Calipari documentary resonates with all

Bailey Vandiver

“Wow.” This is what John Calipari said when he saw Adolph Rupp’s shrine-like area in the Naismith Memorial Basketball Hall of Fame before visiting his own newly inducted place.

This is also what viewers of “One and Not Done” likely thought after watching ESPN’s 30 for 30 on Calipari, directed by Jonathan Hock.

This documentary was nothing if not honest. It showcased the Calipari that his fans know and love as well as the Calipari that many others know and hate.

Coverage of Calipari’s Hall of Fame induction was balanced with negative headlines about Calipari. The success of his teams at the University of Massachusetts and University of Memphis was presented along with the scandals of Marcus Camby and Derrick Rose. People talked about his charm, and they talked about times when his temper came out. The documentary covered his success as a college coach as well as his brief, unsuccessful time as the New Jersey Nets coach.

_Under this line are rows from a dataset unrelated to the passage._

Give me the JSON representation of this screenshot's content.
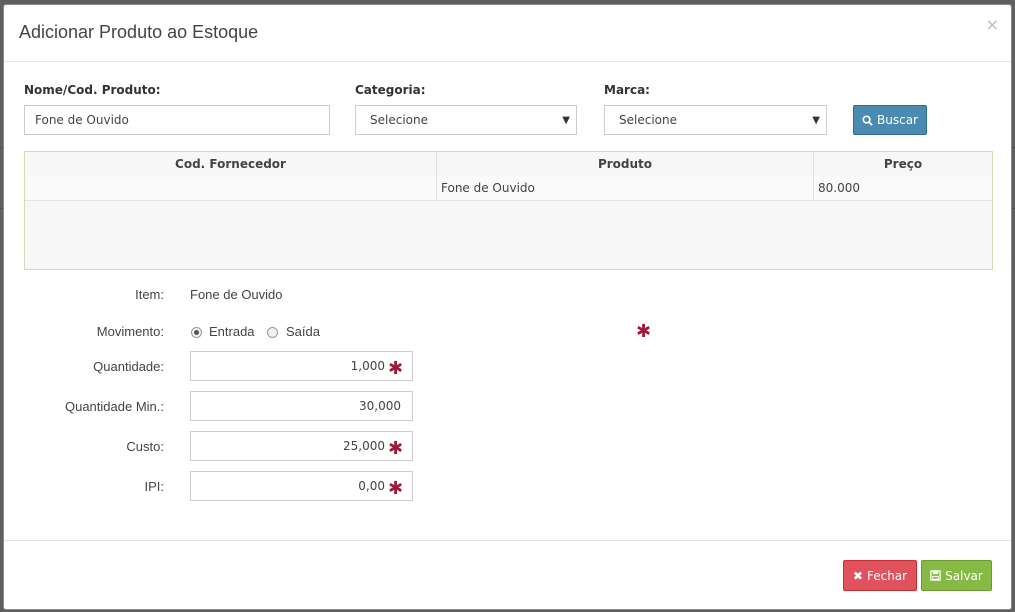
{
  "modal": {
    "title": "Adicionar Produto ao Estoque",
    "close": "×"
  },
  "filters": {
    "nome_label": "Nome/Cod. Produto:",
    "nome_value": "Fone de Ouvido",
    "categoria_label": "Categoria:",
    "categoria_value": "Selecione",
    "marca_label": "Marca:",
    "marca_value": "Selecione",
    "buscar_label": "Buscar"
  },
  "table": {
    "headers": [
      "Cod. Fornecedor",
      "Produto",
      "Preço"
    ],
    "rows": [
      [
        "",
        "Fone de Ouvido",
        "80.000"
      ]
    ]
  },
  "form": {
    "item_label": "Item:",
    "item_value": "Fone de Ouvido",
    "movimento_label": "Movimento:",
    "movimento_options": [
      "Entrada",
      "Saída"
    ],
    "movimento_selected": "Entrada",
    "quantidade_label": "Quantidade:",
    "quantidade_value": "1,000",
    "quantidade_min_label": "Quantidade Min.:",
    "quantidade_min_value": "30,000",
    "custo_label": "Custo:",
    "custo_value": "25,000",
    "ipi_label": "IPI:",
    "ipi_value": "0,00",
    "required_mark": "✱"
  },
  "footer": {
    "fechar_label": "Fechar",
    "salvar_label": "Salvar"
  },
  "colors": {
    "buscar": "#4b8ab1",
    "fechar": "#e0525d",
    "salvar": "#87b945",
    "required": "#a0193a"
  }
}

Some things about Calipari have never changed. When talking about the early years of his career, he used his favorite word— “swagger.” And video and audio of his coaching from the sidelines is familiar to any UK fan who has ever sat behind the UK bench or read Calipari’s lips on television.

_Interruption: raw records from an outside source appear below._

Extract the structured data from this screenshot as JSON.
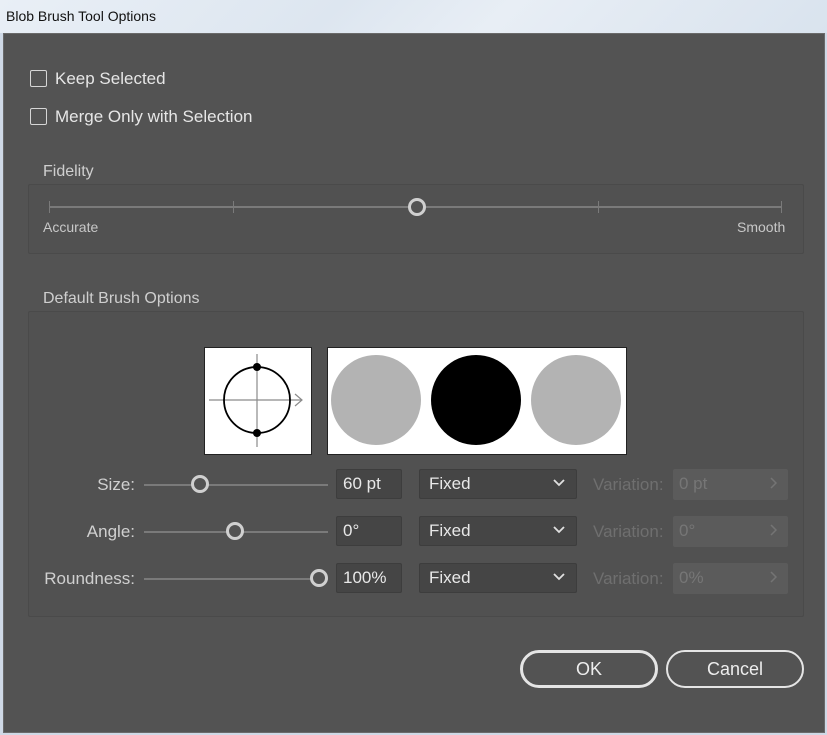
{
  "window": {
    "title": "Blob Brush Tool Options"
  },
  "options": {
    "keep_selected": {
      "label": "Keep Selected",
      "checked": false
    },
    "merge_only": {
      "label": "Merge Only with Selection",
      "checked": false
    }
  },
  "fidelity": {
    "title": "Fidelity",
    "min_label": "Accurate",
    "max_label": "Smooth",
    "value_fraction": 0.5
  },
  "brush": {
    "title": "Default Brush Options",
    "rows": [
      {
        "label": "Size:",
        "value": "60 pt",
        "mode": "Fixed",
        "variation_label": "Variation:",
        "variation_value": "0 pt",
        "slider_fraction": 0.31
      },
      {
        "label": "Angle:",
        "value": "0°",
        "mode": "Fixed",
        "variation_label": "Variation:",
        "variation_value": "0°",
        "slider_fraction": 0.5
      },
      {
        "label": "Roundness:",
        "value": "100%",
        "mode": "Fixed",
        "variation_label": "Variation:",
        "variation_value": "0%",
        "slider_fraction": 1.0
      }
    ]
  },
  "buttons": {
    "ok": "OK",
    "cancel": "Cancel"
  },
  "icons": {
    "dropdown": "chevron-down-icon",
    "variation_arrow": "chevron-right-icon"
  }
}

But this documentary also reveals much about the man who talks about his players more than himself and the coach who says what he wants to say no matter what the reporter asked. Many of the former players that Calipari so often speaks about got a chance to talk about him on camera.

Emotion was everywhere in this documentary— when Calipari talked about his players and when they talked about him. Many of his recruits were from poor backgrounds, Calipari said, and so many of them were incredibly devoted to their mothers. These same players talked about how special it was when Calipari visited them in their own homes when he wanted them on his team.

While Calipari may have become synonymous with UK basketball, this is not a documentary about the Wildcats’ basketball program. This is a documentary about him as a person, and UK is just the most recent part of his basketball story.

This is one of the most interesting parts of the documentary for UK basketball fans who are too young to remember Calipari before UK or for those who only pay attention to UK basketball in general. Much of the two-hour program focuses on Calipari’s time at UMass and Memphis, though his path did cross with UK at times.

In one instance, the University of Massachusetts lost to UK in the Sweet 16 in 1992. UK was then coached by Rick Pitino, who really did look like Calipari in his younger days.

Whether a lifelong UK fan, a longtime fan of Calipari’s or a hater of everything Calipari stands for, this documentary has something to interest every viewer.

And because Calipari probably still has a lot of coaching left in him, there may be another documentary down the road. ESPN has made one— and they might not be done.